A diferença é que, segundo prévias e comunicados oficiais, Code Vein 2 não quer apenas repetir a fórmula. O objetivo declarado é “expandir” o gênero soulslike dentro da identidade própria da série, sem necessariamente reinventar completamente o que já funciona. Isso aparece em três pilares principais:
- Um mundo mais amplo, com áreas maiores e interconectadas.
- Sistemas de parceiros, Blood Codes, Jails e Formae mais complexos.
- Uma história com viagens no tempo e maior ambição emocional.
Motorcycle Forma: a moto explorável que redefine a movimentação
Como funciona a moto em Code Vein 2?
Uma das novidades mais comentadas é a possibilidade de explorar o mundo com uma moto sobrenatural. De acordo com as prévias:
- A moto é uma forma invocável do protagonista, relacionada ao conceito de Formae.

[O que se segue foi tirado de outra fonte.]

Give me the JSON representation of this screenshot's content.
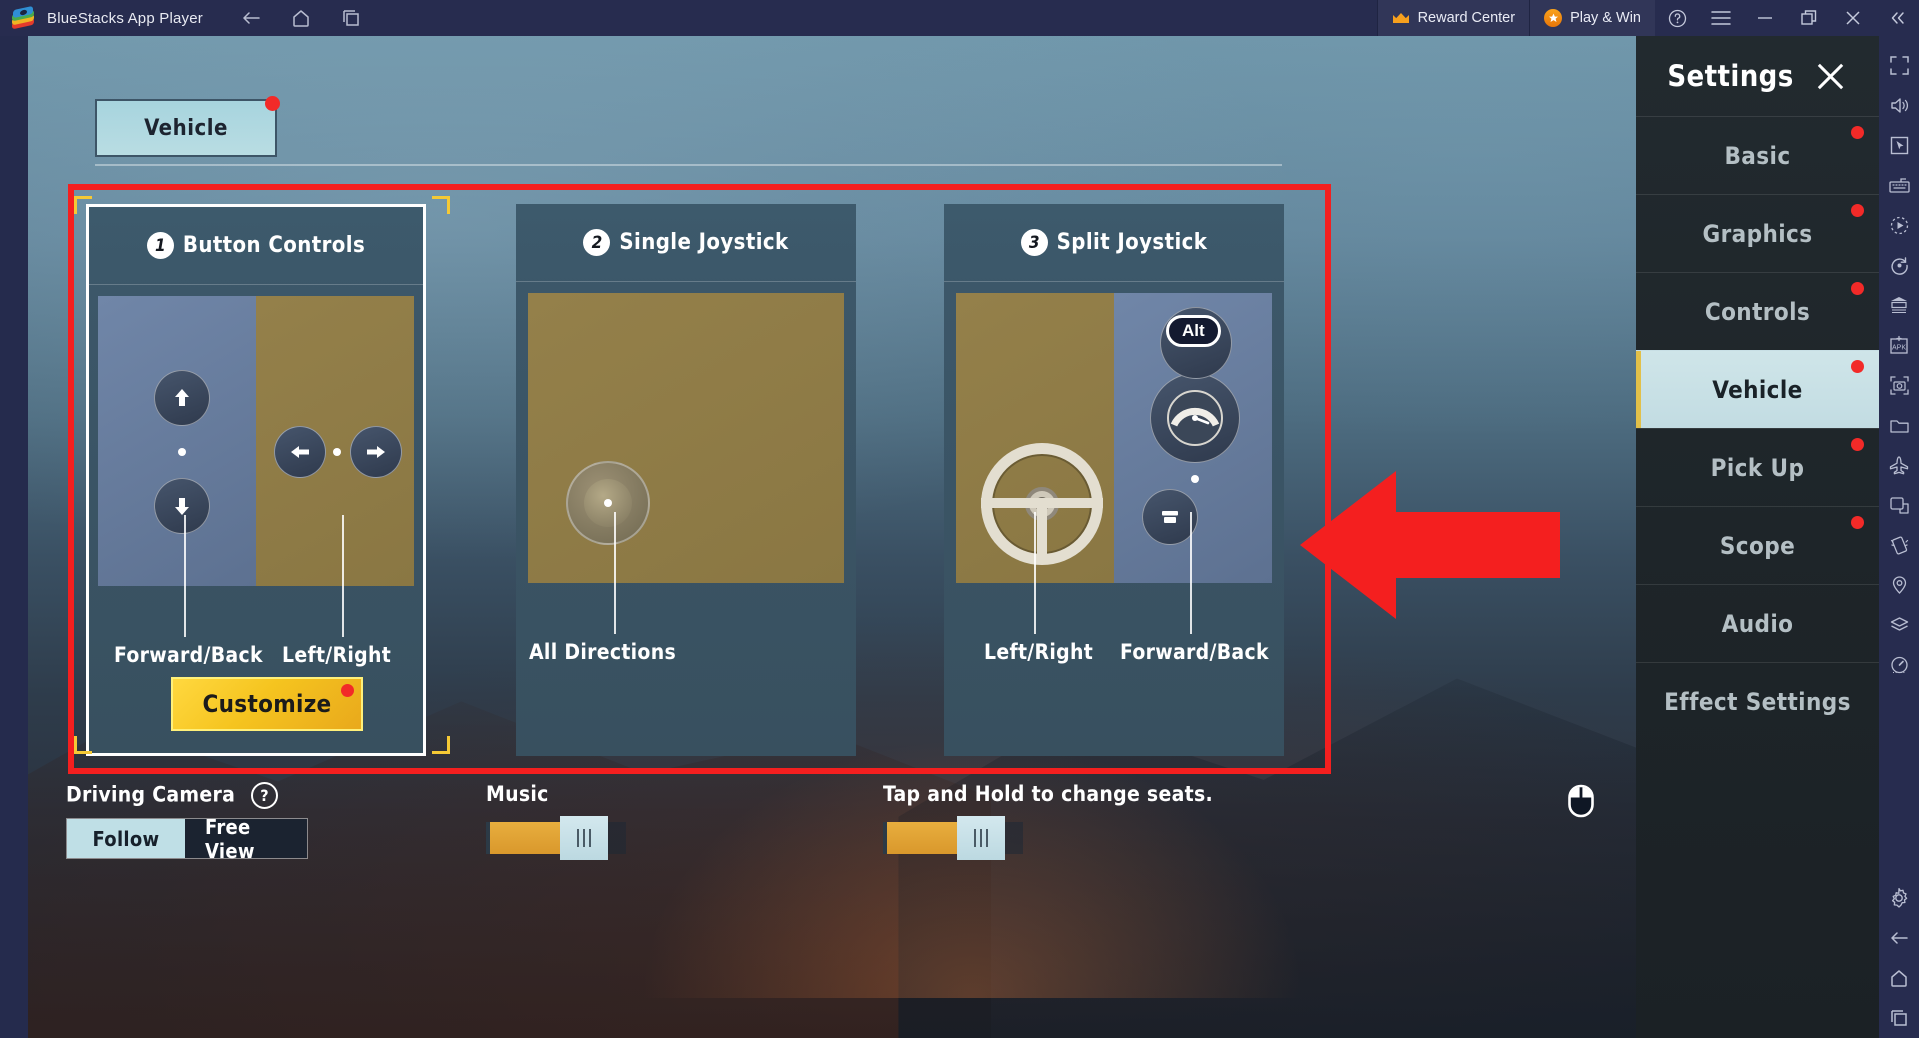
{
  "titlebar": {
    "app_title": "BlueStacks App Player",
    "nav": [
      {
        "name": "back-icon",
        "label": "Back"
      },
      {
        "name": "home-icon",
        "label": "Home"
      },
      {
        "name": "recent-apps-icon",
        "label": "Recent Apps"
      }
    ],
    "reward_center": "Reward Center",
    "play_and_win": "Play & Win",
    "buttons": [
      {
        "name": "help-icon",
        "label": "Help"
      },
      {
        "name": "menu-icon",
        "label": "Menu"
      },
      {
        "name": "minimize-icon",
        "label": "Minimize"
      },
      {
        "name": "maximize-icon",
        "label": "Maximize"
      },
      {
        "name": "close-icon",
        "label": "Close"
      },
      {
        "name": "collapse-sidebar-icon",
        "label": "Collapse"
      }
    ]
  },
  "sidebar": {
    "items": [
      {
        "name": "fullscreen-icon",
        "label": "Fullscreen"
      },
      {
        "name": "volume-icon",
        "label": "Volume"
      },
      {
        "name": "cursor-icon",
        "label": "Game controls"
      },
      {
        "name": "keyboard-icon",
        "label": "Keyboard controls"
      },
      {
        "name": "macro-icon",
        "label": "Macro recorder"
      },
      {
        "name": "rotate-icon",
        "label": "Rotate"
      },
      {
        "name": "multi-instance-icon",
        "label": "Multi-instance manager"
      },
      {
        "name": "install-apk-icon",
        "label": "Install APK"
      },
      {
        "name": "screenshot-icon",
        "label": "Screenshot"
      },
      {
        "name": "media-folder-icon",
        "label": "Media manager"
      },
      {
        "name": "eco-mode-icon",
        "label": "Eco mode"
      },
      {
        "name": "real-time-translation-icon",
        "label": "Real-time translation"
      },
      {
        "name": "shake-icon",
        "label": "Shake"
      },
      {
        "name": "location-icon",
        "label": "Location"
      },
      {
        "name": "layers-icon",
        "label": "Layers"
      },
      {
        "name": "performance-icon",
        "label": "Performance"
      },
      {
        "name": "settings-gear-icon",
        "label": "Settings"
      },
      {
        "name": "back-icon",
        "label": "Back"
      },
      {
        "name": "home-icon",
        "label": "Home"
      },
      {
        "name": "recent-apps-icon",
        "label": "Recent apps"
      }
    ]
  },
  "game": {
    "top_tab": "Vehicle",
    "cards": [
      {
        "number": "1",
        "title": "Button Controls",
        "left_label": "Forward/Back",
        "right_label": "Left/Right",
        "selected": true,
        "customize_label": "Customize"
      },
      {
        "number": "2",
        "title": "Single Joystick",
        "center_label": "All Directions",
        "selected": false
      },
      {
        "number": "3",
        "title": "Split Joystick",
        "left_label": "Left/Right",
        "right_label": "Forward/Back",
        "key_hint": "Alt",
        "selected": false
      }
    ],
    "bottom": {
      "driving_camera_label": "Driving Camera",
      "driving_camera_help": "?",
      "camera_options": [
        {
          "label": "Follow",
          "selected": true
        },
        {
          "label": "Free View",
          "selected": false
        }
      ],
      "music_label": "Music",
      "music_value": 56,
      "seats_label": "Tap and Hold to change seats.",
      "seats_value": 56
    }
  },
  "settings": {
    "title": "Settings",
    "close_label": "Close settings",
    "items": [
      {
        "label": "Basic",
        "active": false,
        "dot": true
      },
      {
        "label": "Graphics",
        "active": false,
        "dot": true
      },
      {
        "label": "Controls",
        "active": false,
        "dot": true
      },
      {
        "label": "Vehicle",
        "active": true,
        "dot": true
      },
      {
        "label": "Pick Up",
        "active": false,
        "dot": true
      },
      {
        "label": "Scope",
        "active": false,
        "dot": true
      },
      {
        "label": "Audio",
        "active": false,
        "dot": false
      },
      {
        "label": "Effect Settings",
        "active": false,
        "dot": false
      }
    ]
  },
  "colors": {
    "accent_red": "#f41f1f",
    "brand_dark": "#272c4f",
    "highlight": "#c2dce2",
    "customize_gold": "#f5c41f"
  }
}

- Ela é ativada por meio de um tipo de feitiço/habilidade, não como um veículo físico que você precisa estacionar ou guardar.
- Não existe preocupação com combustível, manutenção ou peças: é um recurso puramente ligado à habilidade do personagem.
- Companheiros podem subir na garupa, o que preserva a dinâmica clássica de Code Vein de explorar na companhia de um parceiro.
O objetivo da moto é claro: permitir que o jogador se desloque mais rapidamente por áreas amplas, especialmente em regiões como a Sunken City, citada como exemplo de cenário onde o uso da moto ganha destaque.
Impacto da moto na exploração e na sensação de mundo
A inclusão de um veículo invocável em um soulslike é algo relativamente incomum. Em geral, o gênero privilegia movimentação cuidadosa e ritmo cadenciado. Com a moto, Code Vein 2 tenta:
- Reduzir backtracking cansativo em áreas extensas.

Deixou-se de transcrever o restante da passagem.